McKenna is a tourist?
you don't need to create substances to be a "God", he is a great philosopher, Leary... I don't like him, I think he was overbearing and self-obsessed, I don't generally like people who like Crowley's ideas.
 
he is a great tripper and as other trippers think like him they relate.

but he is far from anything I would think of as amazing.

remember its only trippers who even know about him most of the time so no plato there thats for sure.
 
shulgin is a god.
the rest are just tourists.
Laying it on a bit thick there, aren't you? … Also, in no particular order:

and to make it worse they put hope in peoples hearts that a drug could show them the truth when all they needed to do was look inside them selves.
To make what worse? Sounds like a platitude.

shulgin showed us how what and how much.
Right so definitely Sasha did pioneering work and bravely published the results. He was also privy to very particular circumstances and conditions that afforded him the unique opportunities to produce such a robust oeuvre. He happened to be in the right field at the right time in human history, did well in producing a successful insecticide for Dole Chemical which in turn granted him carte blanche to pursue psychedelic research before it became widely popular, controversial, and consequently banned (no thanks to ppl like Tim Leary who thought it was a good idea to advise young people to "drop out").
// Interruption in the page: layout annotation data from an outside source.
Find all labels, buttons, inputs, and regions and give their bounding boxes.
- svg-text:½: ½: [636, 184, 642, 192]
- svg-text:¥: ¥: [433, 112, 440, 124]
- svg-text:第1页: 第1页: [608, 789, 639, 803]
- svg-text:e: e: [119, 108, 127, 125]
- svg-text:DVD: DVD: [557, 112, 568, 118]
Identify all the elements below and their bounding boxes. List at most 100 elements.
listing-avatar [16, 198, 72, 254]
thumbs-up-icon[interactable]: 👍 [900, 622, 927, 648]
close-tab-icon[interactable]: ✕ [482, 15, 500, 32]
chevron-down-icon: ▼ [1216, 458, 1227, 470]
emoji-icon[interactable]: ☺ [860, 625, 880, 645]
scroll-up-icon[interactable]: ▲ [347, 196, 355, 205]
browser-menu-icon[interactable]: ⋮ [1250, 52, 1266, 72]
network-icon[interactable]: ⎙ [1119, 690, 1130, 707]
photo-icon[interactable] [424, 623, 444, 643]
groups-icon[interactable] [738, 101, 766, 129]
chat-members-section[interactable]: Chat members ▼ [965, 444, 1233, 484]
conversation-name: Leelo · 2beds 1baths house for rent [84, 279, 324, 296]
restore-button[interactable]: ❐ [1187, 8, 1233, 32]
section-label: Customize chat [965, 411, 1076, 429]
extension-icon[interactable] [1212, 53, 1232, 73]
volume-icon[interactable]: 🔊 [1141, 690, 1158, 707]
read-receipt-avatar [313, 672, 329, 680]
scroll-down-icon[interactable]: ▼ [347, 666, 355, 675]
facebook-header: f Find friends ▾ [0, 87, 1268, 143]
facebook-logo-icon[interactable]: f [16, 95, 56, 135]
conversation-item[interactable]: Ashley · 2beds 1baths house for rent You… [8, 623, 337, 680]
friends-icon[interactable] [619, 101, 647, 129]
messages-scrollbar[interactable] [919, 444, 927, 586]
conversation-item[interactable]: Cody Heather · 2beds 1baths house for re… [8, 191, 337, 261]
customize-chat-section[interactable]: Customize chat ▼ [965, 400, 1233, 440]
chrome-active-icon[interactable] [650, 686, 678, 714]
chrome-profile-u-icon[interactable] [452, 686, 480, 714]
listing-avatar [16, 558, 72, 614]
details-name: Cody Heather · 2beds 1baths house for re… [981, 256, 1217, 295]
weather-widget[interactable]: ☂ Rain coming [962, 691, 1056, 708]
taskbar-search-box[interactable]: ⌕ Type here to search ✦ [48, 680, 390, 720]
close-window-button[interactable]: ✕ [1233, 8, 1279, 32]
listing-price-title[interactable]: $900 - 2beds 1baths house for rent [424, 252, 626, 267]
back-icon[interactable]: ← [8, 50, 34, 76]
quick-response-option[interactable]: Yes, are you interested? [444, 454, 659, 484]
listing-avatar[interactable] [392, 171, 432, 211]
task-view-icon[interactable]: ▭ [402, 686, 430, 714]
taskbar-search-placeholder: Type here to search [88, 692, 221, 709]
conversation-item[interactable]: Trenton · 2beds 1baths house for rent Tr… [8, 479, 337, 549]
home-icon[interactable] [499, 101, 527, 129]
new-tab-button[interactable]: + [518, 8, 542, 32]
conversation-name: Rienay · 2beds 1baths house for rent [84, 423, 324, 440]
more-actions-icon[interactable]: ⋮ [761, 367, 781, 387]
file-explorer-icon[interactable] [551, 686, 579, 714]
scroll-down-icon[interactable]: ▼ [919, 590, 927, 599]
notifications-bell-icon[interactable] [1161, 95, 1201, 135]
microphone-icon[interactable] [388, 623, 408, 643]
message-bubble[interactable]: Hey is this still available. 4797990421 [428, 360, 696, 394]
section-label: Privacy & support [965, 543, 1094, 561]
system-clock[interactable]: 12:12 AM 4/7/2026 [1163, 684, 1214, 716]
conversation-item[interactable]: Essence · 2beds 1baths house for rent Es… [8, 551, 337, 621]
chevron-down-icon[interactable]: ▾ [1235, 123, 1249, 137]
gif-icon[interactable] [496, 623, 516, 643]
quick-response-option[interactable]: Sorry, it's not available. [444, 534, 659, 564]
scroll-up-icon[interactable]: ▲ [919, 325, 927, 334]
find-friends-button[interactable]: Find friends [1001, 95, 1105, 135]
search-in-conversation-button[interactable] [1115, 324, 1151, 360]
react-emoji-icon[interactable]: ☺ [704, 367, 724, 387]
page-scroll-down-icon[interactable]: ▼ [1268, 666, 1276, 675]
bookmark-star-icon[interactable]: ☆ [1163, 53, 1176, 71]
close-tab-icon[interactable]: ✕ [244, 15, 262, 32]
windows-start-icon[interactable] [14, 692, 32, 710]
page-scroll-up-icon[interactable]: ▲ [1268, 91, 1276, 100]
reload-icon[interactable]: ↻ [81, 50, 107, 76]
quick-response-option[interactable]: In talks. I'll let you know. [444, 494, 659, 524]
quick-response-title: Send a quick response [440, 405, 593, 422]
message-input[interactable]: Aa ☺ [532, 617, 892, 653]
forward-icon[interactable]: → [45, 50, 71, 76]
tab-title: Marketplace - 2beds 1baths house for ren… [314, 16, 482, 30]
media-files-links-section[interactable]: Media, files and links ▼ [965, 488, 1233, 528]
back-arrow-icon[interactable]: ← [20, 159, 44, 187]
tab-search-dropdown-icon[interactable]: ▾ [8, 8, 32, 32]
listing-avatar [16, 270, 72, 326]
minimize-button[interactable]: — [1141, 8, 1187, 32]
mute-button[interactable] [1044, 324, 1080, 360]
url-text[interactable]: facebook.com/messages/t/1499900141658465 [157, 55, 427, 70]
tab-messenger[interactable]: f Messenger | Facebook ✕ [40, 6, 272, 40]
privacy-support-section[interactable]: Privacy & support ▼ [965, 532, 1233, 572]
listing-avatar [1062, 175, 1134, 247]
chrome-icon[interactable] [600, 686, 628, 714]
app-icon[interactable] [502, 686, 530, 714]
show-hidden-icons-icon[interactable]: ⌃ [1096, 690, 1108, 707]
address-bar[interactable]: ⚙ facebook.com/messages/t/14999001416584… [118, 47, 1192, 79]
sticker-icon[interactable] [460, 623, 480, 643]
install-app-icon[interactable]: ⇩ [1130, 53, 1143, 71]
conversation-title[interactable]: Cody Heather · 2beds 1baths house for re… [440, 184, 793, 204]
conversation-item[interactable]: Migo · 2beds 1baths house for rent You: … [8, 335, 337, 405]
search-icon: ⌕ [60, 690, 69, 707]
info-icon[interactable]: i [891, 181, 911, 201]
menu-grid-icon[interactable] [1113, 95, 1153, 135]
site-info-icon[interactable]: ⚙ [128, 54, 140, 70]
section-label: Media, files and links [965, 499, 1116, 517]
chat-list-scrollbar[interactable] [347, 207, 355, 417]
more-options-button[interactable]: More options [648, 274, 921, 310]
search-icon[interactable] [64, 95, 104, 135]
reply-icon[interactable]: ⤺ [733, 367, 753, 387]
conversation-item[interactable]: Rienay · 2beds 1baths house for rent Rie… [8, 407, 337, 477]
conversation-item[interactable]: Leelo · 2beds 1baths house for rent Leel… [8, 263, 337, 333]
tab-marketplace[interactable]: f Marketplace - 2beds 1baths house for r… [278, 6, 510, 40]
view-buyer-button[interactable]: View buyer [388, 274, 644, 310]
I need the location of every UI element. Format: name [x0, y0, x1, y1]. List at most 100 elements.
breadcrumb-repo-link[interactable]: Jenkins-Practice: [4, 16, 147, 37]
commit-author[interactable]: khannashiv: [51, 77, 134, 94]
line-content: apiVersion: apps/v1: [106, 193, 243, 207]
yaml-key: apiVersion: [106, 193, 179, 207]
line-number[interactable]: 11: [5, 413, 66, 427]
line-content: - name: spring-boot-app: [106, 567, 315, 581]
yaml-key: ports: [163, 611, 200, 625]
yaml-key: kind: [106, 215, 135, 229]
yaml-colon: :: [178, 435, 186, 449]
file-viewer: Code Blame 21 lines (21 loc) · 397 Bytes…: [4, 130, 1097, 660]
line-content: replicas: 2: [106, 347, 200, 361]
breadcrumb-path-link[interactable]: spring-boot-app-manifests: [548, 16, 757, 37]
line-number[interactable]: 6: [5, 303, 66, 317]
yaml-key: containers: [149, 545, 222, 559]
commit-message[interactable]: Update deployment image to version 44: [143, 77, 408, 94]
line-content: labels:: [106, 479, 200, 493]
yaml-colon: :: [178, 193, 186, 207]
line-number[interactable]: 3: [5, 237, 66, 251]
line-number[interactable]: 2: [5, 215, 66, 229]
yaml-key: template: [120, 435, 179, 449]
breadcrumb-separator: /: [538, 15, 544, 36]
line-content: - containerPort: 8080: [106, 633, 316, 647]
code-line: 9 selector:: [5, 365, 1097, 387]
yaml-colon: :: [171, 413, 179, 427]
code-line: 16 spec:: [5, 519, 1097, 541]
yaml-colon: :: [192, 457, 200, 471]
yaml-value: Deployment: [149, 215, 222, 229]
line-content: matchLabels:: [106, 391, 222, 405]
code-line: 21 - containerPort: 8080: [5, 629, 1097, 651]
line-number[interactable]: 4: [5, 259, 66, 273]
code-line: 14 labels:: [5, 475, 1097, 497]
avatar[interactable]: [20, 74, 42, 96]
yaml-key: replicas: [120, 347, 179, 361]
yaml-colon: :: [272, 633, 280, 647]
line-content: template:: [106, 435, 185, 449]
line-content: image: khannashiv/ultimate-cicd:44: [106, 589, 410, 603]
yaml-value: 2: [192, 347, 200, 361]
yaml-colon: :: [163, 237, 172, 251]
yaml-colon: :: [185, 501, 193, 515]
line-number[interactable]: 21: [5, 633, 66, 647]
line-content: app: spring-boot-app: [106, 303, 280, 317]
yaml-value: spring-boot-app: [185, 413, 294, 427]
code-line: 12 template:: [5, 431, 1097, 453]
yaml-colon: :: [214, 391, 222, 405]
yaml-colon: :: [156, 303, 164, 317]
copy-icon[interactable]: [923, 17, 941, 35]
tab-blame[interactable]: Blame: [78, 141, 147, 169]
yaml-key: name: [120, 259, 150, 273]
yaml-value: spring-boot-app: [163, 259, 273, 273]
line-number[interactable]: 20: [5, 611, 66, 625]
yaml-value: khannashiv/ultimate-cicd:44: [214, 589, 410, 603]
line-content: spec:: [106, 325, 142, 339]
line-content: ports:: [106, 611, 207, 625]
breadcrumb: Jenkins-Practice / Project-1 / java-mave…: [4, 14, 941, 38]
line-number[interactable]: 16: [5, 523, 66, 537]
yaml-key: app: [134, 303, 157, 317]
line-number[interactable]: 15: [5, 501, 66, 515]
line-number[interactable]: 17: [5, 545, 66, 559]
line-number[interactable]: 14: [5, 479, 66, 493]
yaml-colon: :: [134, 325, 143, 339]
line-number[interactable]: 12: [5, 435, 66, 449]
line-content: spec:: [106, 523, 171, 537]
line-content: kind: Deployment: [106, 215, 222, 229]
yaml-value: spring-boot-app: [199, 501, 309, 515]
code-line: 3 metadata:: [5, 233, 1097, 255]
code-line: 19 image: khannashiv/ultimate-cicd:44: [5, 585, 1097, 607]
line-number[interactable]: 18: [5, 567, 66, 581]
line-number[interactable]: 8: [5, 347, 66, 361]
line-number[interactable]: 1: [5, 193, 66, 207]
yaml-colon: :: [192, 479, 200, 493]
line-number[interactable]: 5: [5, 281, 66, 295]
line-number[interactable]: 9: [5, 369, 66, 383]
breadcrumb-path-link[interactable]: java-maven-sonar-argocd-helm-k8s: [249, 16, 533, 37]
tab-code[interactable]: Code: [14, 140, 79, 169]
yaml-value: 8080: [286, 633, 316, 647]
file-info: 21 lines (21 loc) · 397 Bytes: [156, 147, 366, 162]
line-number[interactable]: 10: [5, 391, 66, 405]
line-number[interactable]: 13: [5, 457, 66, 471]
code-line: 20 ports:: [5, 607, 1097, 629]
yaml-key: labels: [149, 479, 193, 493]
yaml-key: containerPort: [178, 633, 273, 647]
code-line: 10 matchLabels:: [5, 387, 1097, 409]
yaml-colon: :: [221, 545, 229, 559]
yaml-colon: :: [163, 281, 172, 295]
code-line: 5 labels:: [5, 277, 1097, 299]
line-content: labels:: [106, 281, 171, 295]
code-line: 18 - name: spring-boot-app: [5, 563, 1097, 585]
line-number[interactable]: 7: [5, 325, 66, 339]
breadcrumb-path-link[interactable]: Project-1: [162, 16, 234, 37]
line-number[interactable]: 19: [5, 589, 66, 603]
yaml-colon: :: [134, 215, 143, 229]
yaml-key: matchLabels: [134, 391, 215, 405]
no greater gift has ever been given to us and to think he paid so dearly for it.
"No greater gift"? Seriously? You don't think that's getting a little carried away? Yes, his association with DOM cost him his job at Dole, and yes after he published PiHKAL, the DEA paid him a visit and killed a couple Peyote plants and rifled through his lab like good little tentacles of the State/Lord Cthulhu, but Shulgin "paid dearly"? All in all from what I can tell, Shulgin lived a full, interesting, and satisfying life wherein he carved a legendary spot for himself in the annals of psychedelic drug history all while having the amazing once-a-century level of privilege to research, invent, produce and test phenethylamines and tryptamines. Sure each of us has our own set of trials and tribulations, as it were, but I like to think Shulgin lived a mostly charmed life.

McKenna is a tourist?
In a manner of speaking, yes, though worthy of consideration (@lonelyDude) ☞ https://youtu.be/bJbFn9-LQew

you don't need to create substances to be a "God"
In some sense, I'm pretty sure you do. After all, God is purportedly “The Creator”, if you believe in that sorta thing. But in another sense, WTF is a "god" exactly? (it's rhetorical)

he is a great philosopher, Leary...
Sure, if by “philosopher” you mean “cheese-eating rat fink”. I have a hard time respecting a self-absorbed bitch-ass snitch. Fuck that guy.

And then back to @lonelyDude discussing, I believe, Terence McKenna…
remember its only trippers who even know about him most of the time so no plato there thats for sure.
Yeah but come on, compared to Plato, any philosopher can appear to be lackluster. That's like comparing flashlights to the sun.

Regardless I have to agree w/you about Terence McKenna, some of his ideas stooped into pseudoscience. Then again, Isaac Newton was an alchemist and Copernicus believed in retrograde motion of the planets… it took Johannes Kepler years later to explain the elliptical motion instead of perfectly circular motion of the planets and thus account for what appeared to be retrograde motion of planetary orbits.